Picking up a quartz pebble, Halliday made it appear, a second later, from Clare’s ear.

‘Did you know that pieces of quartz from the vineyards of Latour were once polished and presented to King Louis XVI as buttons for his waistcoat? What if I paid off the loan?’

‘You? Since when have you got so much money?’

‘I could sell my vineyard in Chile…’

‘You’d do that!’

‘We’d make a great team, Clare…’

A great team. She could recite Grandmaman’s last letter by heart. ‘…Jamie is as strong-minded as Thibault. He knows exactly where he is going. Thibault and I were always a team, but there was never any doubt who was team leader…’

‘Your flair…’ Halliday was saying.

‘And your expertise.’ Any partnership with Halliday would be a partnership of equals.

‘We could turn this place into a showpiece.’

‘Château de Cluzac would be known all over the world.’

Halliday took his cards from his pocket. ‘When I was about twelve, I was taken to see a magic show. I helped my dad round the place and saved up enough to buy my first book of card tricks. By the age of fourteen I was hooked. You can’t expect every trick in the book to suit your style, but find the right ones and they can fill your life, bring you riches you’ve never imagined…’

‘I’m getting married in four weeks.’ Clare glanced involuntarily at the ring from Butler’s Wharf. ‘You’re leaving Jamie out of all this.’

‘Not me. You.’

Touching the wooden pickets with her fingertips as they walked along the rows, Clare examined the thoughts she had been suppressing. She tried to picture herself walking down the aisle in the little church in Scotland, supervising the extension to the cottage in Waterperry, working her butt off in the Nicola Wade Gallery, selling her wares in Portobello, joining the spouse tours at conferences, waiting for Jamie as he reduced fractures and pinned bones.

She wanted to see the vines beneath their blanket of snow in winter, to be there when the sap rose, to witness the first buds of spring.

Halliday had stopped. His eyes were level with her own.

‘There are things that must be confronted,’ he said.

‘Are you trying to tell me something?’

‘Nothing that you don’t already know.’

‘What if it’s a mistake?’

‘If you don’t make decisions, you can’t make mistakes.’
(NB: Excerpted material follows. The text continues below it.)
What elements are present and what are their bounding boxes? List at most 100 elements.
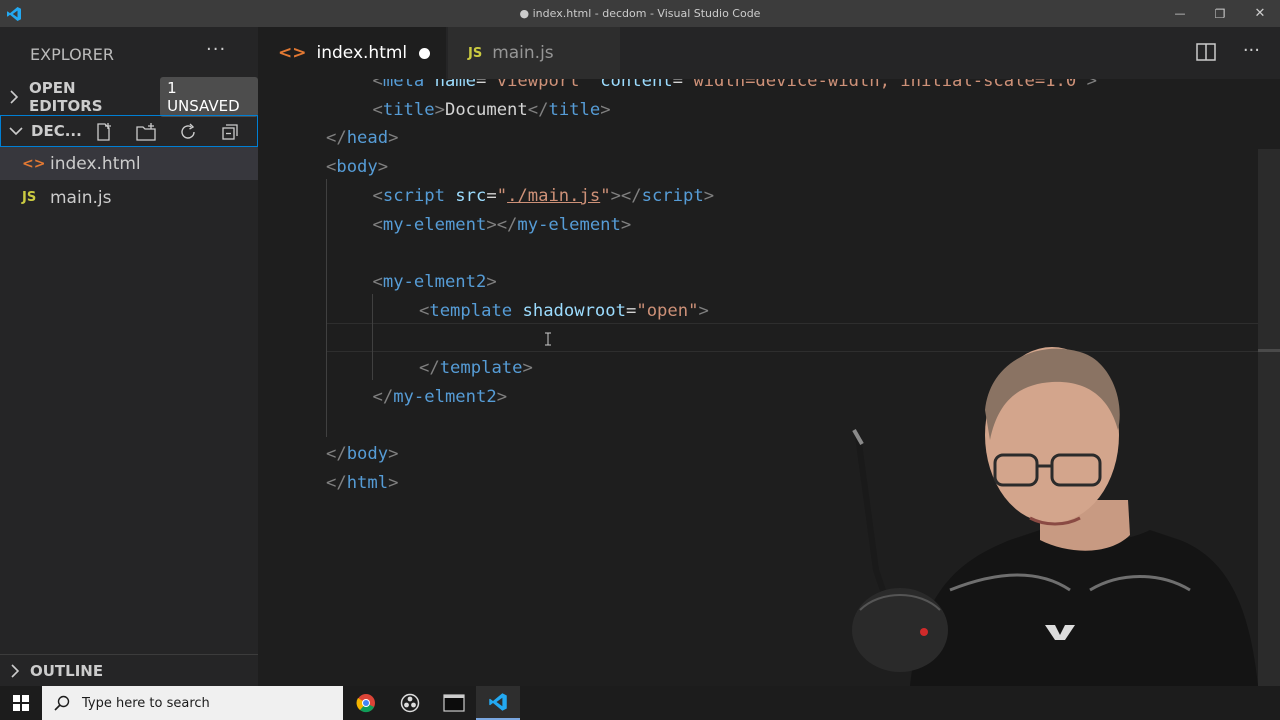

Clare glanced up at the crenellated château, which stood, as it had for three hundred years, severe, rigorous, rational, silhouetted against the Médoc sky; she looked down at the arid earth which would shortly build up its deep reserves of water on which the success of next year’s vintage would depend. She could hear Baronne Gertrude’s voice.

‘You have de Cluzac roots, Clare. Like the roots of the vines, they are planted deep.’

‘You belong here, Clare.’ Halliday spoke softly, reading her mind.

Unaware who made the first move, she found herself in his arms.

After twenty-eight years, Clare de Cluzac had come home.